Checklist for Reviewing Long Papers
- Who is the primary audience, and what publication venue has the author targeted?
- Does the author follow the norms of this audience/venue as appropriate (and ignore them if necessary)?
- Does the author make reasonable assumptions about that audience's knowledge of the subject? Is the content appropriate for the audience? Does the literature review reflect current debates in the field?
- Does the paper have an abstract, if appropriate? Does the abstract reveal the findings as well as the question and methods?
- Does the introduction clearly state the subject and purpose of the paper? Does it motivate interest in the problem? Does it briefly summarize the findings, if appropriate? Does it state the contribution of the paper? Does it provide a roadmap to the rest of the paper?
- Is the literature review designed to lead to this paper's research question, rather than to show that the author has read all the literature?
- Are the theoretical justifications for the paper laid out clearly and logically? Are the data and methods specified adequately?
- Are the results explained in the text and supplemented by any tables or graphs (with references pointing from the text to the figures)?

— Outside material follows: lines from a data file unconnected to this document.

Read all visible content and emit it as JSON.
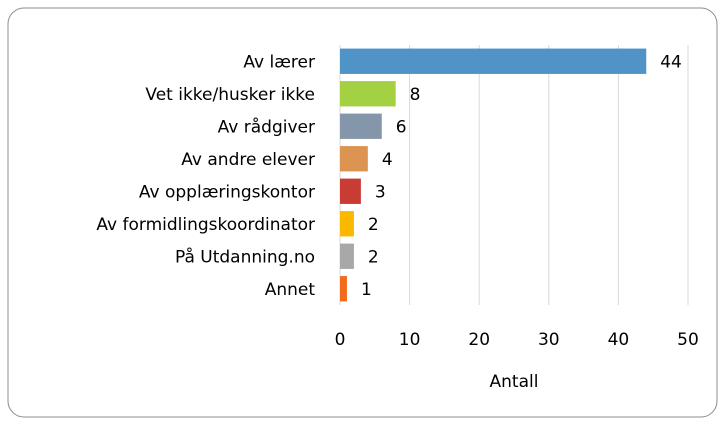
{
  "chart_data": {
    "type": "bar",
    "orientation": "horizontal",
    "categories": [
      "Av lærer",
      "Vet ikke/husker ikke",
      "Av rådgiver",
      "Av andre elever",
      "Av opplæringskontor",
      "Av formidlingskoordinator",
      "På Utdanning.no",
      "Annet"
    ],
    "values": [
      44,
      8,
      6,
      4,
      3,
      2,
      2,
      1
    ],
    "colors": [
      "#4f93c7",
      "#a4d143",
      "#8497aa",
      "#dc9452",
      "#c83c34",
      "#fbb800",
      "#a8a8a8",
      "#f26a1b"
    ],
    "xlabel": "Antall",
    "xlim": [
      0,
      50
    ],
    "xticks": [
      0,
      10,
      20,
      30,
      40,
      50
    ],
    "grid": true
  }
}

- Are discussion sections clearly labeled?
- Does the conclusion restate the paper's contribution?
- Is the paper formatted to make it easy for the audience to see the structure?
Style and Format
- Are sentences clear and grammatically correct? Are they concise and active ("Who is kicking who?")
- Are paragraphs clearly and directly organized, with internal cohesion? Are they appropriate in length? Are paragraph breaks clear visually?
- Do the paragraphs in a section follow logically and clearly on one another? Do sections follow logically and clearly from one another? Are transitions adequate?